You may have heard of the pacific trash vortex? Better known as the Great Pacific Garbage Patch, this is a huge dump of plastic and other trash that has been accumulating in the Pacific Ocean since at least the 1970s. According to the Ocean Cleanup Foundation, the patch now measures more than 1.6 million square kilometers—three times the size of France—and weighs 80,000 tons. A couple of years ago, OCP did a major study that helped them estimate that the patch contains 1.8 trillion pieces of trash—that’s 250 pieces for every person on earth—92 percent of them are larger objects that are in the process of breaking down into micro-particles. And that’s just one of several garbage patches in the oceans of the world. It’s tempting to think, what’s the big deal? Better in the ocean than on land, right? And many people are wondering what we replace our plastic shopping bags and straws with—do we really need to? Human knowledge got us into this mess—human knowledge will get us out of it. Or will it?

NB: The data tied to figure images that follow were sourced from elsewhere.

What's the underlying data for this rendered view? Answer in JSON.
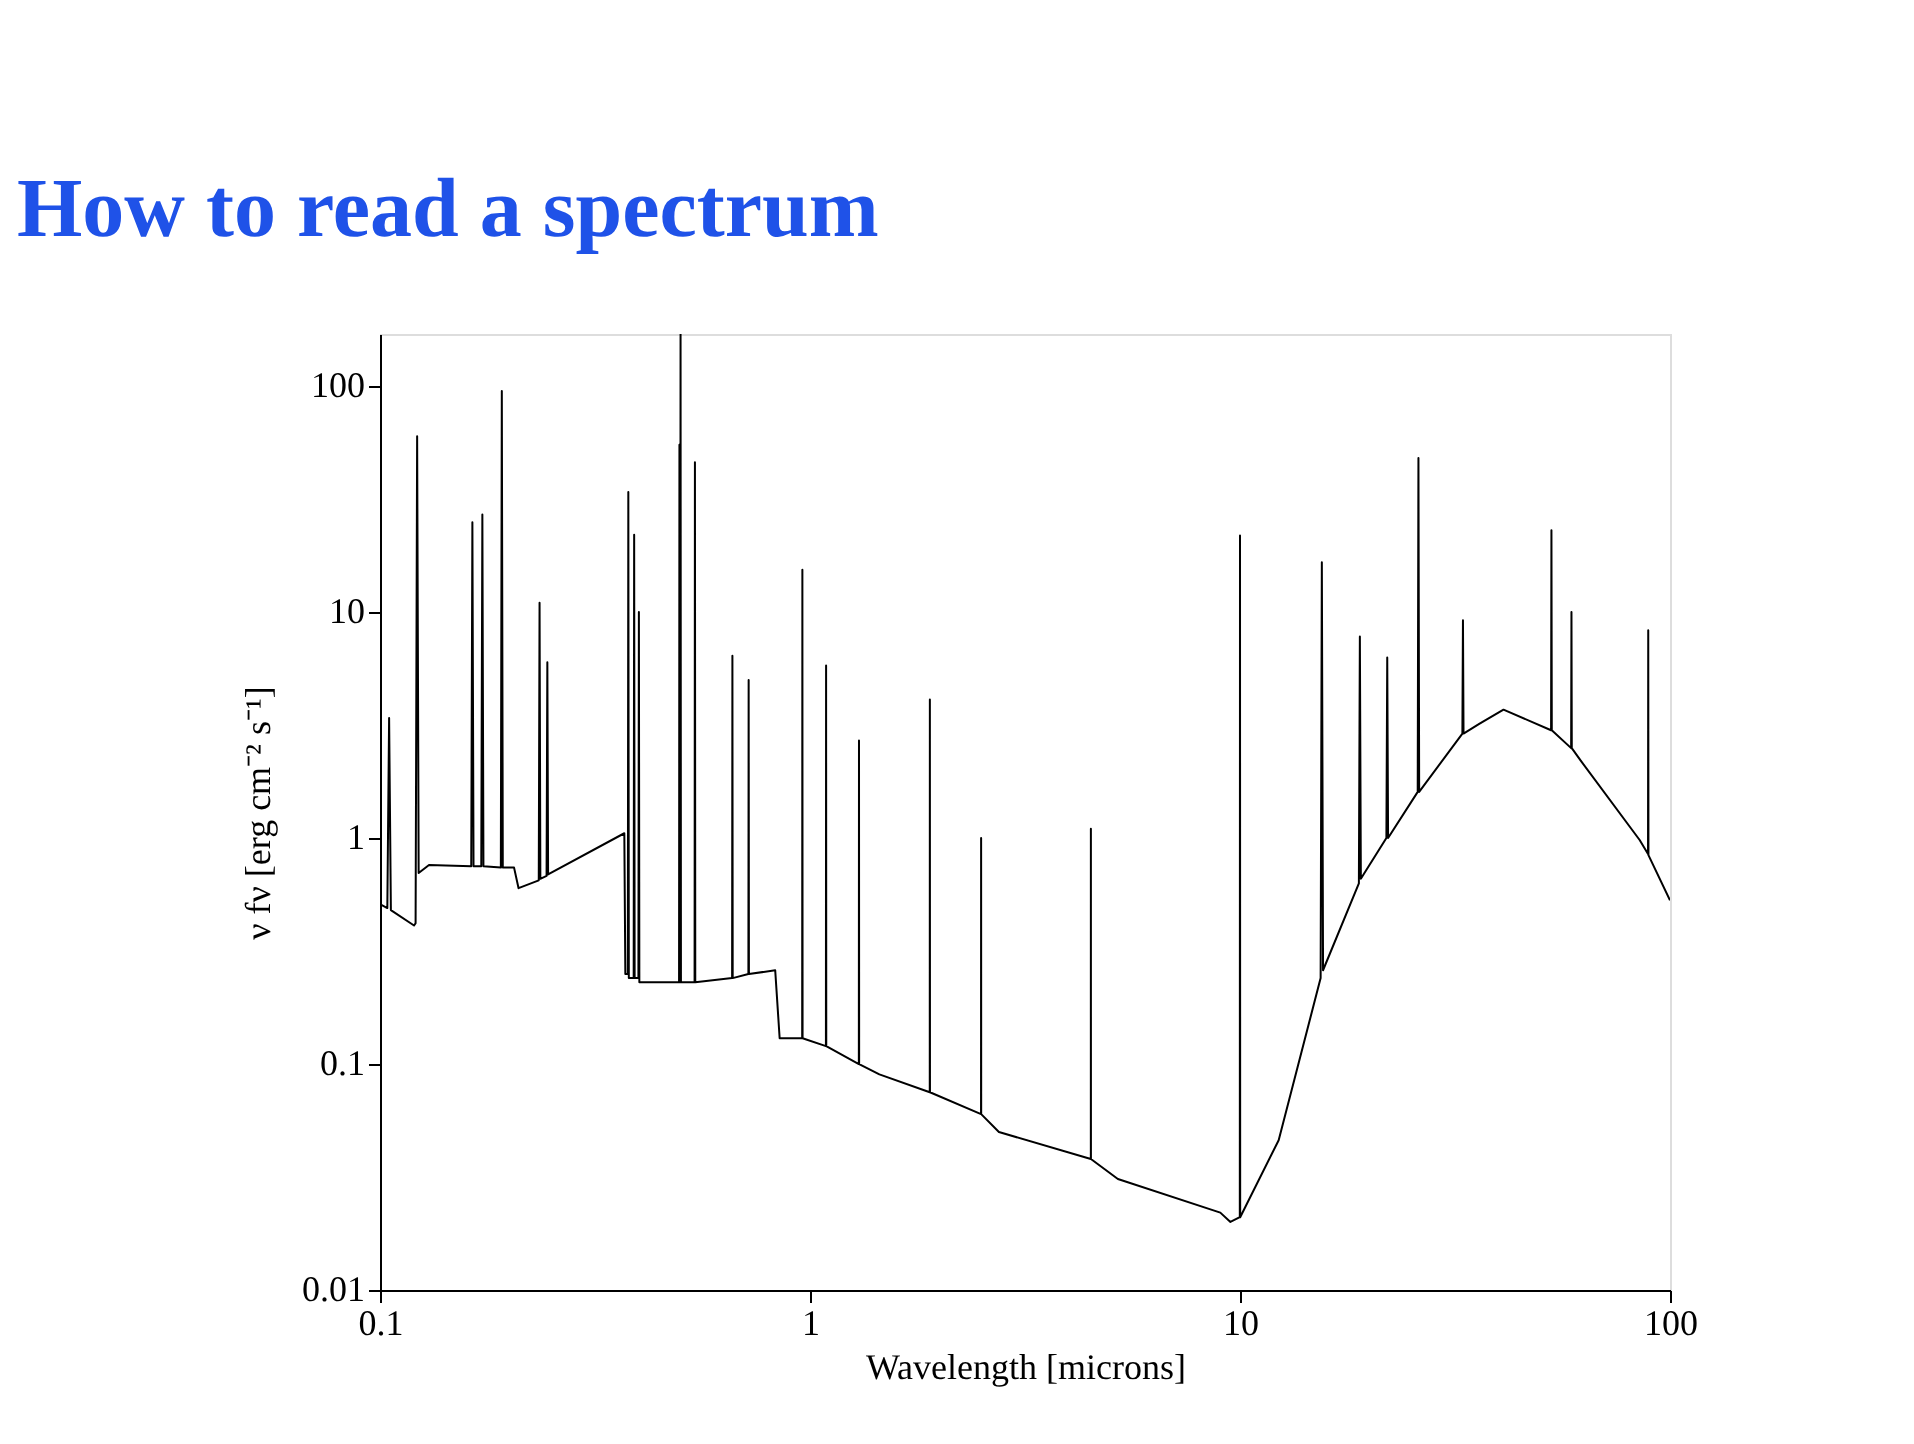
{
  "chart_data": {
    "type": "line",
    "title": "How to read a spectrum",
    "xlabel": "Wavelength [microns]",
    "ylabel": "ν fν [erg cm⁻² s⁻¹]",
    "log": "xy",
    "xlim": [
      0.1,
      100
    ],
    "ylim": [
      0.01,
      170
    ],
    "xticks": [
      0.1,
      1,
      10,
      100
    ],
    "yticks": [
      0.01,
      0.1,
      1,
      10,
      100
    ],
    "grid": false,
    "series": [
      {
        "color": "#000000",
        "x": [
          0.1,
          0.104,
          0.105,
          0.106,
          0.12,
          0.121,
          0.122,
          0.123,
          0.13,
          0.163,
          0.164,
          0.165,
          0.172,
          0.173,
          0.174,
          0.191,
          0.192,
          0.193,
          0.205,
          0.21,
          0.234,
          0.235,
          0.236,
          0.244,
          0.245,
          0.246,
          0.37,
          0.372,
          0.377,
          0.378,
          0.379,
          0.389,
          0.39,
          0.391,
          0.399,
          0.4,
          0.401,
          0.496,
          0.497,
          0.498,
          0.499,
          0.5,
          0.501,
          0.539,
          0.54,
          0.541,
          0.659,
          0.66,
          0.661,
          0.719,
          0.72,
          0.721,
          0.83,
          0.85,
          0.959,
          0.96,
          0.961,
          1.089,
          1.09,
          1.091,
          1.299,
          1.3,
          1.301,
          1.45,
          1.899,
          1.9,
          1.901,
          2.499,
          2.5,
          2.501,
          2.75,
          4.499,
          4.5,
          4.501,
          5.2,
          9,
          9.5,
          9.99,
          10,
          10.01,
          12.3,
          15.4,
          15.5,
          15.6,
          18.9,
          19,
          19.1,
          21.9,
          22,
          22.1,
          25.9,
          26,
          26.1,
          32.9,
          33,
          33.1,
          36,
          41,
          52.9,
          53,
          53.1,
          58.9,
          59,
          59.1,
          62,
          85,
          88.9,
          89,
          89.1,
          100
        ],
        "values": [
          0.51,
          0.49,
          3.4,
          0.48,
          0.41,
          0.42,
          60,
          0.7,
          0.76,
          0.75,
          25,
          0.75,
          0.75,
          27,
          0.75,
          0.74,
          95,
          0.74,
          0.74,
          0.6,
          0.65,
          11,
          0.66,
          0.68,
          6,
          0.69,
          1.05,
          0.25,
          0.25,
          34,
          0.24,
          0.24,
          22,
          0.24,
          0.24,
          10,
          0.23,
          0.23,
          55,
          0.23,
          0.23,
          170,
          0.23,
          0.23,
          46,
          0.23,
          0.24,
          6.4,
          0.24,
          0.25,
          5,
          0.25,
          0.26,
          0.13,
          0.13,
          15.4,
          0.13,
          0.12,
          5.8,
          0.12,
          0.1,
          2.7,
          0.1,
          0.09,
          0.075,
          4.1,
          0.075,
          0.06,
          1.0,
          0.06,
          0.05,
          0.038,
          1.1,
          0.038,
          0.031,
          0.022,
          0.02,
          0.021,
          21.8,
          0.021,
          0.046,
          0.24,
          16.6,
          0.26,
          0.63,
          7.8,
          0.66,
          1.0,
          6.3,
          1.0,
          1.6,
          48,
          1.6,
          2.9,
          9.2,
          2.9,
          3.2,
          3.7,
          3.0,
          23,
          3.0,
          2.5,
          10,
          2.5,
          2.2,
          0.98,
          0.85,
          8.3,
          0.84,
          0.53
        ]
      }
    ]
  }
}
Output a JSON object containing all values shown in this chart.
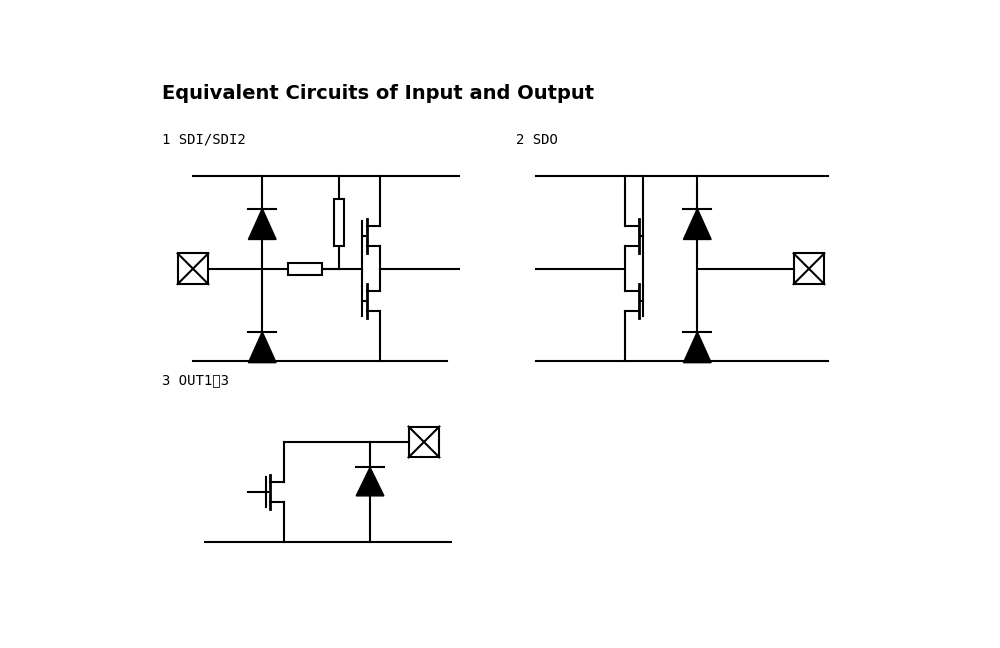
{
  "title": "Equivalent Circuits of Input and Output",
  "label1": "1 SDI/SDI2",
  "label2": "2 SDO",
  "label3": "3 OUT1˃3",
  "bg_color": "#ffffff",
  "line_color": "#000000",
  "lw": 1.5
}
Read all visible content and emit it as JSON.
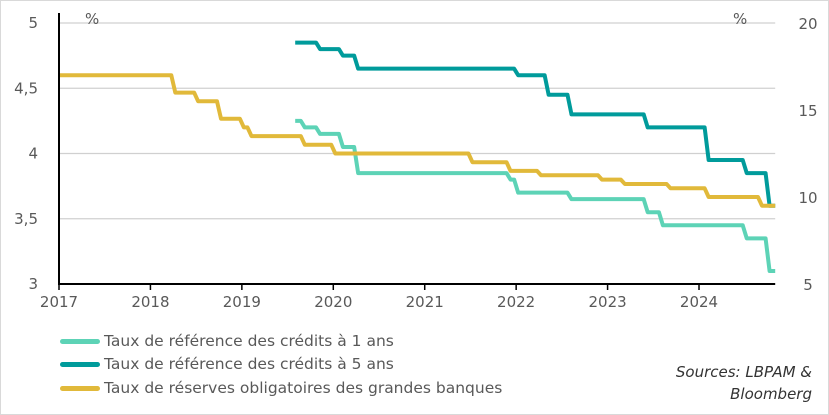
{
  "chart_data": {
    "type": "line",
    "step": true,
    "x_ticks": [
      "2017",
      "2018",
      "2019",
      "2020",
      "2021",
      "2022",
      "2023",
      "2024"
    ],
    "xlim": [
      "2017-01",
      "2024-11"
    ],
    "y_left": {
      "unit": "%",
      "ylim": [
        3,
        5
      ],
      "ticks": [
        "5",
        "4,5",
        "4",
        "3,5",
        "3"
      ],
      "tick_values": [
        5,
        4.5,
        4,
        3.5,
        3
      ]
    },
    "y_right": {
      "unit": "%",
      "ylim": [
        5,
        20
      ],
      "ticks": [
        "20",
        "15",
        "10",
        "5"
      ],
      "tick_values": [
        20,
        15,
        10,
        5
      ]
    },
    "grid": true,
    "legend_position": "bottom-left",
    "series": [
      {
        "name": "Taux de référence des crédits à 1 ans",
        "axis": "left",
        "color": "#5DD3B6",
        "points": [
          [
            "2019-08",
            4.25
          ],
          [
            "2019-09",
            4.2
          ],
          [
            "2019-11",
            4.15
          ],
          [
            "2020-02",
            4.05
          ],
          [
            "2020-04",
            3.85
          ],
          [
            "2021-12",
            3.8
          ],
          [
            "2022-01",
            3.7
          ],
          [
            "2022-08",
            3.65
          ],
          [
            "2023-06",
            3.55
          ],
          [
            "2023-08",
            3.45
          ],
          [
            "2024-07",
            3.35
          ],
          [
            "2024-10",
            3.1
          ]
        ]
      },
      {
        "name": "Taux de référence des crédits à 5 ans",
        "axis": "left",
        "color": "#009B9B",
        "points": [
          [
            "2019-08",
            4.85
          ],
          [
            "2019-11",
            4.8
          ],
          [
            "2020-02",
            4.75
          ],
          [
            "2020-04",
            4.65
          ],
          [
            "2022-01",
            4.6
          ],
          [
            "2022-05",
            4.45
          ],
          [
            "2022-08",
            4.3
          ],
          [
            "2023-06",
            4.2
          ],
          [
            "2024-02",
            3.95
          ],
          [
            "2024-07",
            3.85
          ],
          [
            "2024-10",
            3.6
          ]
        ]
      },
      {
        "name": "Taux de réserves obligatoires des grandes banques",
        "axis": "right",
        "color": "#E1B93A",
        "points": [
          [
            "2017-01",
            17
          ],
          [
            "2018-04",
            16
          ],
          [
            "2018-07",
            15.5
          ],
          [
            "2018-10",
            14.5
          ],
          [
            "2019-01",
            14
          ],
          [
            "2019-02",
            13.5
          ],
          [
            "2019-09",
            13
          ],
          [
            "2020-01",
            12.5
          ],
          [
            "2021-07",
            12
          ],
          [
            "2021-12",
            11.5
          ],
          [
            "2022-04",
            11.25
          ],
          [
            "2022-12",
            11
          ],
          [
            "2023-03",
            10.75
          ],
          [
            "2023-09",
            10.5
          ],
          [
            "2024-02",
            10
          ],
          [
            "2024-09",
            9.5
          ]
        ]
      }
    ]
  },
  "sources": {
    "line1": "Sources: LBPAM &",
    "line2": "Bloomberg"
  }
}
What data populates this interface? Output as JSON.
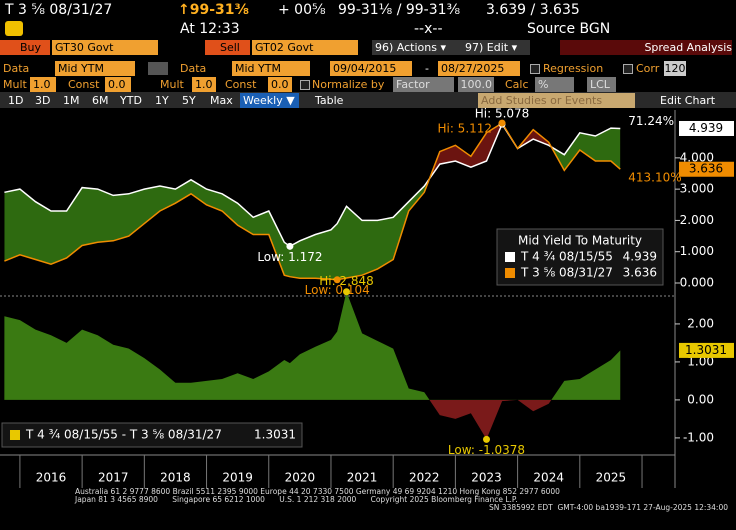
{
  "header": {
    "security": "T 3 ⅝ 08/31/27",
    "price": "↑99-31⅜",
    "change": "+ 00⅝",
    "bid_ask": "99-31⅛ / 99-31⅜",
    "yields": "3.639 / 3.635",
    "time": "At 12:33",
    "size": "--x--",
    "source": "Source BGN"
  },
  "toolbar": {
    "buy": "Buy",
    "buy_ticker": "GT30 Govt",
    "sell": "Sell",
    "sell_ticker": "GT02 Govt",
    "actions": "96) Actions ▾",
    "edit": "97) Edit ▾",
    "function": "Spread Analysis"
  },
  "settings": {
    "data_1": "Data",
    "field_1": "Mid YTM",
    "data_2": "Data",
    "field_2": "Mid YTM",
    "start": "09/04/2015",
    "dash": "-",
    "end": "08/27/2025",
    "regression": "Regression",
    "corr": "Corr",
    "corr_window": "120",
    "mult_1": "Mult",
    "mult_1_value": "1.0",
    "const_1": "Const",
    "const_1_value": "0.0",
    "mult_2": "Mult",
    "mult_2_value": "1.0",
    "const_2": "Const",
    "const_2_value": "0.0",
    "normalize": "Normalize by",
    "factor": "Factor",
    "factor_value": "100.0",
    "calc": "Calc",
    "calc_value": "%",
    "lcl": "LCL"
  },
  "periods": [
    "1D",
    "3D",
    "1M",
    "6M",
    "YTD",
    "1Y",
    "5Y",
    "Max"
  ],
  "frequency": "Weekly ▼",
  "table": "Table",
  "studies": "Add Studies or Events",
  "edit_chart": "Edit Chart",
  "footer": [
    "Australia 61 2 9777 8600 Brazil 5511 2395 9000 Europe 44 20 7330 7500 Germany 49 69 9204 1210 Hong Kong 852 2977 6000",
    "Japan 81 3 4565 8900      Singapore 65 6212 1000      U.S. 1 212 318 2000      Copyright 2025 Bloomberg Finance L.P.",
    "SN 3385992 EDT  GMT-4:00 ba1939-171 27-Aug-2025 12:34:00"
  ],
  "chart_data": [
    {
      "type": "line",
      "legend_title": "Mid Yield To Maturity",
      "legend": "lower right",
      "fill_above": "#2e6a10",
      "fill_below": "#6b1410",
      "xlim": [
        2015.68,
        2026.53
      ],
      "ylim": [
        -0.32,
        5.53
      ],
      "yticks": [
        {
          "value": 0,
          "label": "0.000"
        },
        {
          "value": 1,
          "label": "1.000"
        },
        {
          "value": 2,
          "label": "2.000"
        },
        {
          "value": 3,
          "label": "3.000"
        },
        {
          "value": 4,
          "label": "4.000"
        }
      ],
      "x": [
        2015.75,
        2016,
        2016.25,
        2016.5,
        2016.75,
        2017,
        2017.25,
        2017.5,
        2017.75,
        2018,
        2018.25,
        2018.5,
        2018.75,
        2019,
        2019.25,
        2019.5,
        2019.75,
        2020,
        2020.25,
        2020.34,
        2020.5,
        2020.75,
        2021,
        2021.1,
        2021.25,
        2021.5,
        2021.75,
        2022,
        2022.25,
        2022.5,
        2022.75,
        2023,
        2023.25,
        2023.5,
        2023.75,
        2024,
        2024.25,
        2024.5,
        2024.75,
        2025,
        2025.25,
        2025.5,
        2025.65
      ],
      "series": [
        {
          "name": "T 4 ¾ 08/15/55",
          "color": "#ffffff",
          "max_label": "Hi: 5.078",
          "min_label": "Low: 1.172",
          "change_label": "71.24%",
          "values": [
            2.9,
            3.0,
            2.6,
            2.3,
            2.3,
            3.05,
            3.0,
            2.8,
            2.85,
            3.0,
            3.1,
            3.0,
            3.3,
            3.0,
            2.85,
            2.55,
            2.1,
            2.3,
            1.3,
            1.172,
            1.35,
            1.55,
            1.7,
            1.9,
            2.45,
            2.0,
            2.0,
            2.1,
            2.6,
            3.1,
            3.8,
            3.9,
            3.7,
            3.9,
            5.078,
            4.3,
            4.6,
            4.4,
            4.1,
            4.8,
            4.7,
            4.95,
            4.939
          ]
        },
        {
          "name": "T 3 ⅝ 08/31/27",
          "color": "#f08c00",
          "max_label": "Hi: 5.112",
          "min_label": "Low: 0.104",
          "change_label": "413.10%",
          "values": [
            0.7,
            0.9,
            0.75,
            0.6,
            0.8,
            1.2,
            1.3,
            1.35,
            1.5,
            1.9,
            2.3,
            2.55,
            2.85,
            2.5,
            2.3,
            1.85,
            1.55,
            1.55,
            0.25,
            0.2,
            0.15,
            0.15,
            0.12,
            0.104,
            0.16,
            0.25,
            0.45,
            0.75,
            2.3,
            2.9,
            4.2,
            4.4,
            4.05,
            4.8,
            5.112,
            4.3,
            4.9,
            4.5,
            3.6,
            4.25,
            3.9,
            3.9,
            3.636
          ]
        }
      ]
    },
    {
      "type": "area",
      "legend": "lower left",
      "fill_positive": "#3a7a12",
      "fill_negative": "#7a1a1a",
      "xlim": [
        2015.68,
        2026.53
      ],
      "ylim": [
        -1.45,
        2.63
      ],
      "yticks": [
        {
          "value": -1,
          "label": "-1.00"
        },
        {
          "value": 0,
          "label": "0.00"
        },
        {
          "value": 1,
          "label": "1.00"
        },
        {
          "value": 2,
          "label": "2.00"
        }
      ],
      "xticks": [
        {
          "value": 2016.5,
          "label": "2016"
        },
        {
          "value": 2017.5,
          "label": "2017"
        },
        {
          "value": 2018.5,
          "label": "2018"
        },
        {
          "value": 2019.5,
          "label": "2019"
        },
        {
          "value": 2020.5,
          "label": "2020"
        },
        {
          "value": 2021.5,
          "label": "2021"
        },
        {
          "value": 2022.5,
          "label": "2022"
        },
        {
          "value": 2023.5,
          "label": "2023"
        },
        {
          "value": 2024.5,
          "label": "2024"
        },
        {
          "value": 2025.5,
          "label": "2025"
        }
      ],
      "x": [
        2015.75,
        2016,
        2016.25,
        2016.5,
        2016.75,
        2017,
        2017.25,
        2017.5,
        2017.75,
        2018,
        2018.25,
        2018.5,
        2018.75,
        2019,
        2019.25,
        2019.5,
        2019.75,
        2020,
        2020.25,
        2020.34,
        2020.5,
        2020.75,
        2021,
        2021.1,
        2021.25,
        2021.5,
        2021.75,
        2022,
        2022.25,
        2022.5,
        2022.75,
        2023,
        2023.25,
        2023.5,
        2023.75,
        2024,
        2024.25,
        2024.5,
        2024.75,
        2025,
        2025.25,
        2025.5,
        2025.65
      ],
      "series": [
        {
          "name": "T 4 ¾ 08/15/55 - T 3 ⅝ 08/31/27",
          "color": "#e8c800",
          "max_label": "Hi: 2.848",
          "min_label": "Low: -1.0378",
          "values": [
            2.2,
            2.1,
            1.85,
            1.7,
            1.5,
            1.85,
            1.7,
            1.45,
            1.35,
            1.1,
            0.8,
            0.45,
            0.45,
            0.5,
            0.55,
            0.7,
            0.55,
            0.75,
            1.05,
            0.97,
            1.2,
            1.4,
            1.58,
            1.8,
            2.848,
            1.75,
            1.55,
            1.35,
            0.3,
            0.2,
            -0.4,
            -0.5,
            -0.35,
            -1.0378,
            -0.03,
            0.0,
            -0.3,
            -0.1,
            0.5,
            0.55,
            0.8,
            1.05,
            1.3031
          ]
        }
      ]
    }
  ]
}
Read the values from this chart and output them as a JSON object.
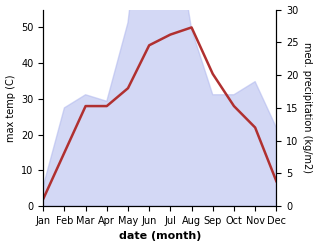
{
  "months": [
    "Jan",
    "Feb",
    "Mar",
    "Apr",
    "May",
    "Jun",
    "Jul",
    "Aug",
    "Sep",
    "Oct",
    "Nov",
    "Dec"
  ],
  "month_indices": [
    1,
    2,
    3,
    4,
    5,
    6,
    7,
    8,
    9,
    10,
    11,
    12
  ],
  "temp_max": [
    2,
    15,
    28,
    28,
    33,
    45,
    48,
    50,
    37,
    28,
    22,
    7
  ],
  "precipitation": [
    3,
    15,
    17,
    16,
    28,
    55,
    47,
    27,
    17,
    17,
    19,
    12
  ],
  "temp_color": "#b03030",
  "precip_color": "#b0b8ee",
  "precip_alpha": 0.55,
  "temp_ylim": [
    0,
    55
  ],
  "precip_ylim": [
    0,
    30
  ],
  "temp_yticks": [
    0,
    10,
    20,
    30,
    40,
    50
  ],
  "precip_yticks": [
    0,
    5,
    10,
    15,
    20,
    25,
    30
  ],
  "xlabel": "date (month)",
  "ylabel_left": "max temp (C)",
  "ylabel_right": "med. precipitation (kg/m2)",
  "line_width": 1.8,
  "background_color": "#ffffff",
  "scale_factor": 1.8333
}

Both Genesis and Job insist that human knowledge isn’t enough. We need true wisdom which leads to wise action—and we find that in the story of creation which at its core is a story of compassion, relationship and wholeness. True wisdom says that we are connected to God, to each other and to all of creation, and that God’s intention for everyone and everything is blessing and well-being. Our well-being depends on caring for each other and the earth—and the question is, how are we doing? Are we acting with compassion? Are we seeking healing and wholeness? Are we making decisions—what we buy, what we eat, what we do—based on what blesses our neighbors and our world? Taking care of the earth is the first job God gave Adam and Eve, after God created them and everything else. What we do with trash in the ocean starts with knowing it’s our job, too.